A bug tracking system continuously monitors the status of a software environment, like an Operating System (OS) or user applications. Whenever it detects an anomaly situation, it generates a bug report and sends it out to the software developer or maintenance center. However, the newly reported bug can be an already existing issue that was reported earlier and may have a solution in the master report repository at the developer side. Such instances may occur repeatedly in an overwhelming number. This poses a big challenge to the developer. Thus, early detection of duplicate bug reports has become an extremely important task. This work proposes a double-tier approach using clustering and classification, whereby it exploits Latent Dirichlet Allocation (LDA) for topic-based clustering, single and multimodal text representation using Word2Vec (W2V), FastText (FT), and Global Vectors for Word Representation (GloVe), and text similarity measure fusing Cosine and Euclidean measures. The proposed model is tested on the Eclipse dataset consisting over 80,000 bug reports, which is the amalgamation of both master and duplicate reports. This work only considers the description of the reports for detecting duplicates. The experimental results show that the proposed double-tier model achieves a recall rate of 67% for Top-N recommendations in 3 times faster computation than the conventional one-on-one classification model.

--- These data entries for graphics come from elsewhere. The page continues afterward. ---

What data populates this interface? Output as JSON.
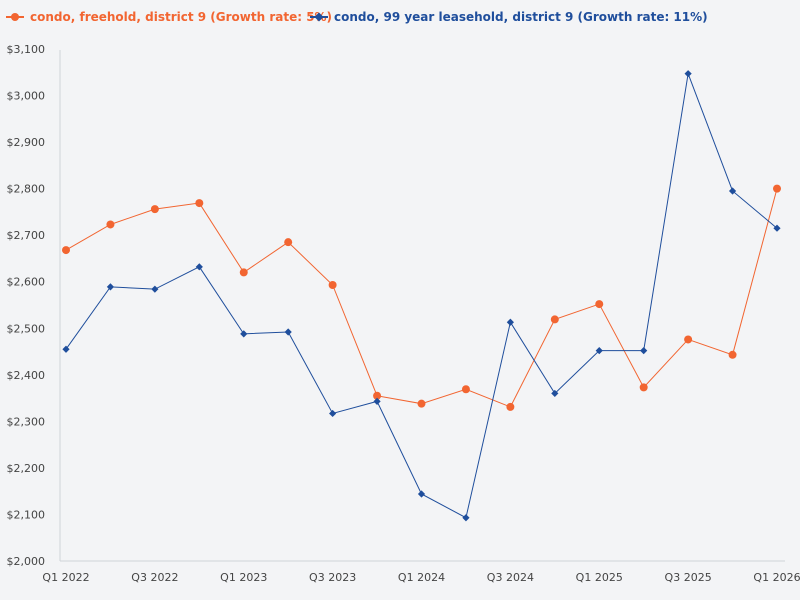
{
  "chart_data": {
    "type": "line",
    "title": "",
    "xlabel": "",
    "ylabel": "",
    "ylim": [
      2000,
      3100
    ],
    "y_ticks": [
      2000,
      2100,
      2200,
      2300,
      2400,
      2500,
      2600,
      2700,
      2800,
      2900,
      3000,
      3100
    ],
    "y_tick_labels": [
      "$2,000",
      "$2,100",
      "$2,200",
      "$2,300",
      "$2,400",
      "$2,500",
      "$2,600",
      "$2,700",
      "$2,800",
      "$2,900",
      "$3,000",
      "$3,100"
    ],
    "categories": [
      "Q1 2022",
      "Q2 2022",
      "Q3 2022",
      "Q4 2022",
      "Q1 2023",
      "Q2 2023",
      "Q3 2023",
      "Q4 2023",
      "Q1 2024",
      "Q2 2024",
      "Q3 2024",
      "Q4 2024",
      "Q1 2025",
      "Q2 2025",
      "Q3 2025",
      "Q4 2025",
      "Q1 2026"
    ],
    "x_tick_labels": [
      "Q1 2022",
      "",
      "Q3 2022",
      "",
      "Q1 2023",
      "",
      "Q3 2023",
      "",
      "Q1 2024",
      "",
      "Q3 2024",
      "",
      "Q1 2025",
      "",
      "Q3 2025",
      "",
      "Q1 2026"
    ],
    "legend_position": "top-left",
    "grid": false,
    "series": [
      {
        "name": "condo, freehold, district 9 (Growth rate: 5%)",
        "color": "#f26531",
        "marker": "circle",
        "values": [
          2668,
          2723,
          2756,
          2769,
          2620,
          2685,
          2593,
          2355,
          2338,
          2369,
          2331,
          2519,
          2552,
          2373,
          2476,
          2443,
          2800
        ]
      },
      {
        "name": "condo, 99 year leasehold, district 9 (Growth rate: 11%)",
        "color": "#1f4e9c",
        "marker": "diamond",
        "values": [
          2455,
          2589,
          2584,
          2632,
          2488,
          2492,
          2317,
          2343,
          2144,
          2093,
          2513,
          2360,
          2452,
          2452,
          3047,
          2795,
          2715
        ]
      }
    ]
  }
}
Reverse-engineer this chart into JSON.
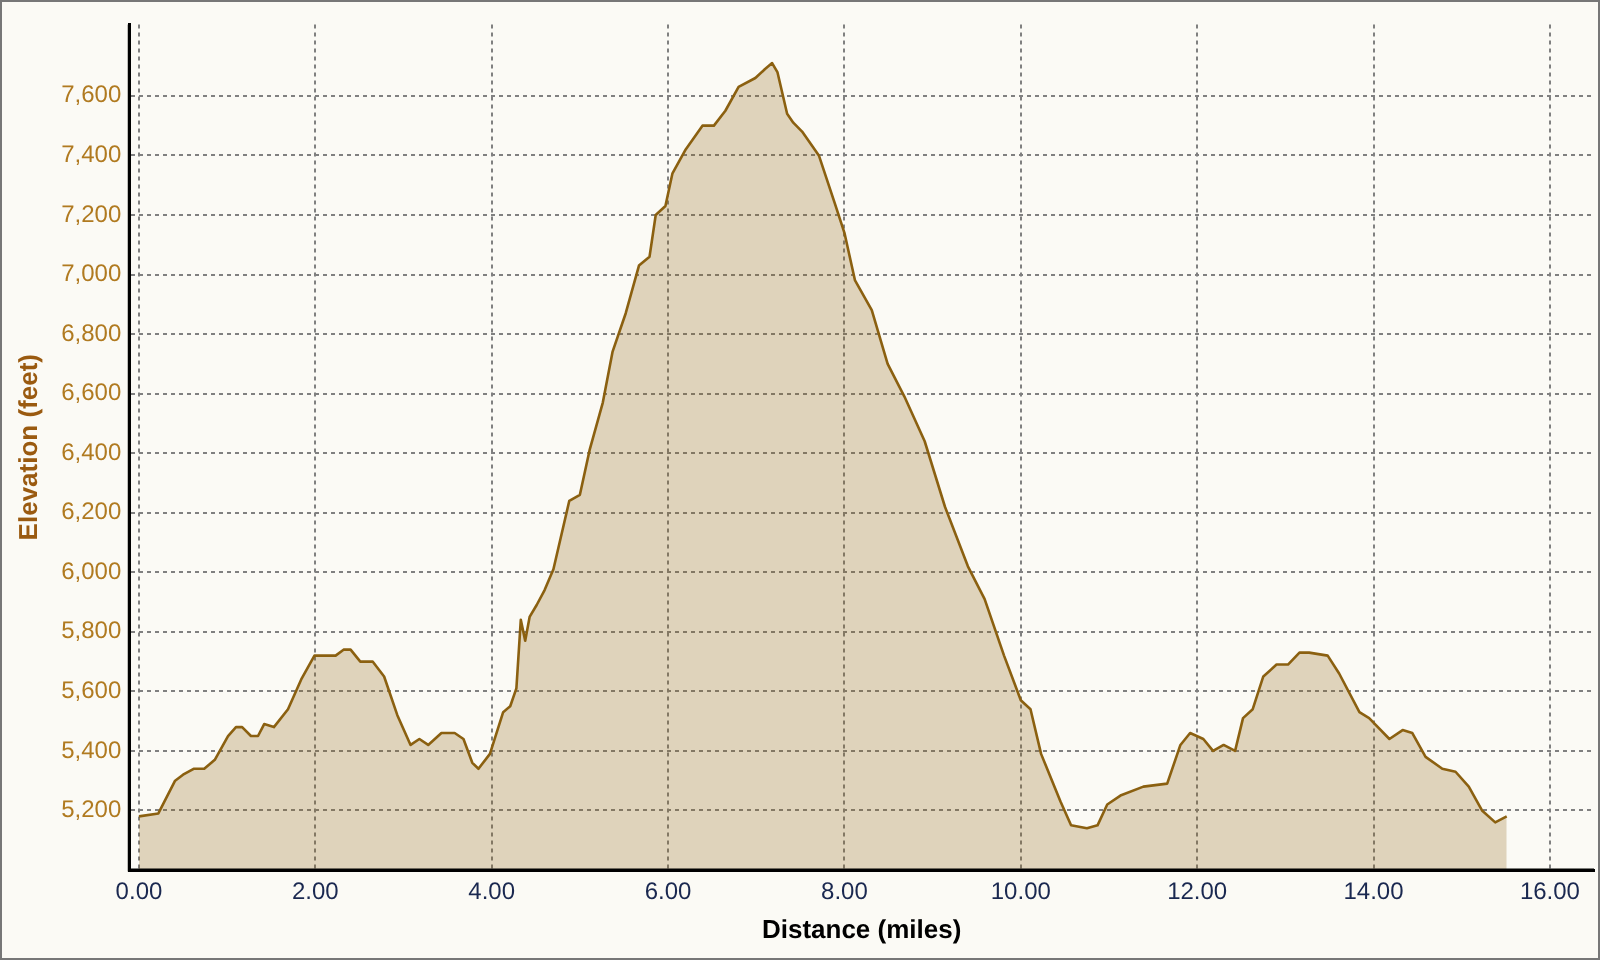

- Latent Dirichlet Allocation (LDA) is applied on the preprocessed master reports toform clusters.
- Pre-trained LDA is applied on preproccesed duplicate report to find the most similar cluster in which associated master report may exist.
- Home cluster : The duplicate report jumps into the selected Top-n cluster to find the most similar master report.
- Finding the master report:
- Unified similarity measure using Cosine and Euclidean similarity is used to find the similarity between single or multimodal feature vectors of a duplicate report and the master reports in the corresponding cluster individually.
- Top-N similarities would be selected which would result in Top-N recommended master reports.